C’est ce qui vous trompe. Le roman n’est pas lu pour moi, Lorédan ! Il est de ces hommes qui, dès le premier regard, vous jettent un voile sur le cœur pour le reste de vos jours. Est-ce que j’ai hésité à tout quitter pour lui ? Il n’avait pourtant pas encore perdu sa femme à cette époque. Je ne pouvais même pas espérer une liaison durable, eh bien, je me suis retirée du jour au lendemain de la galanterie. J’ai vendu mon hôtel, j’ai vendu mes bijoux.

LORÉDAN.

Il vous les a tellement rachetés depuis !

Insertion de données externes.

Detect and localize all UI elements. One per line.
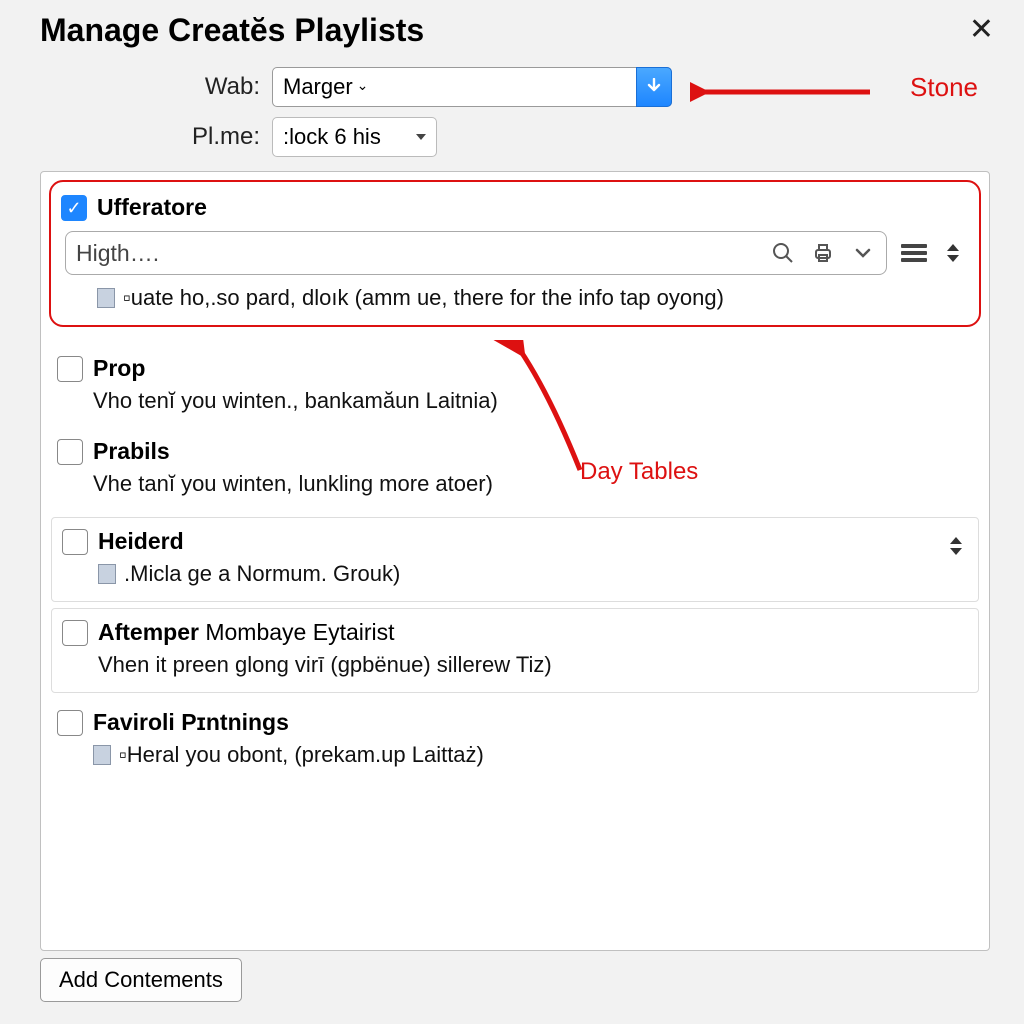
item-desc: ▫uate ho,.so pard, dloık (amm ue, there …: [123, 285, 724, 311]
thumbnail-icon: [93, 745, 111, 765]
item-desc: Vho tenĭ you winten., bankamăun Laitnia): [93, 388, 971, 414]
item-title: Faviroli Pɪntnings: [93, 709, 289, 736]
options-listbox: ✓ Ufferatore Higth….: [40, 171, 990, 951]
checkbox[interactable]: [57, 439, 83, 465]
list-item: Prabils Vhe tanĭ you winten, lunkling mo…: [47, 428, 983, 511]
search-icon[interactable]: [770, 240, 796, 266]
chevron-down-icon[interactable]: [850, 240, 876, 266]
list-item: Faviroli Pɪntnings ▫Heral you obont, (pr…: [47, 699, 983, 782]
checkbox[interactable]: [57, 356, 83, 382]
wab-label: Wab:: [180, 73, 260, 101]
wab-dropdown[interactable]: Marger: [272, 67, 672, 107]
item-desc: .Micla ge a Normum. Grouk): [124, 561, 400, 587]
list-item: Prop Vho tenĭ you winten., bankamăun Lai…: [47, 345, 983, 428]
checkbox[interactable]: [57, 710, 83, 736]
sort-handle[interactable]: [950, 532, 964, 560]
download-arrow-icon: [646, 78, 662, 96]
item-title: Heiderd: [98, 528, 184, 555]
item-title: Prabils: [93, 438, 170, 465]
item-desc: Vhe tanĭ you winten, lunkling more atoer…: [93, 471, 971, 497]
item-title: Aftemper Mombaye Eytairist: [98, 619, 395, 646]
checkbox[interactable]: [62, 529, 88, 555]
thumbnail-icon: [98, 564, 116, 584]
list-item: Heiderd .Micla ge a Normum. Grouk): [51, 517, 979, 602]
item-desc: Vhen it preen glong virī (gpbënue) sille…: [98, 652, 966, 678]
hamburger-icon[interactable]: [901, 244, 927, 262]
dialog-title: Manage Creatĕs Playlists: [40, 12, 424, 49]
plme-dropdown[interactable]: :lock 6 his: [272, 117, 437, 157]
wab-dropdown-button[interactable]: [636, 67, 672, 107]
plme-label: Pl.me:: [180, 123, 260, 151]
checkbox[interactable]: [62, 620, 88, 646]
dialog: Manage Creatĕs Playlists ✕ Wab: Marger P…: [0, 0, 1024, 1024]
close-button[interactable]: ✕: [963, 12, 1000, 47]
item-desc: ▫Heral you obont, (prekam.up Laittaż): [119, 742, 484, 768]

LIANE, (avec un grand soupir.)

Ah ! il a racheté tous mes bijoux et tous mes péchés.

LORÉDAN.

Tout de même, si vous n’aviez pas rencontré ce Messie galetteux, je songe à l’admirable courtisane que vous auriez faite… Quelle perte pour Cythère !…

LIANE.

Moi ! Allons donc ! j’étais bête comme les lapins que j’ai montrés au cirque ! C’est lui seul qui m’a faite !…

LORÉDAN.

Exigez donc qu’il vous épouse.

LIANE.

Je ne peux pas lui demander des choses irréalisables.

LORÉDAN.

Tout homme qui n’a pas donné son nom à une femme ne lui a rien donné.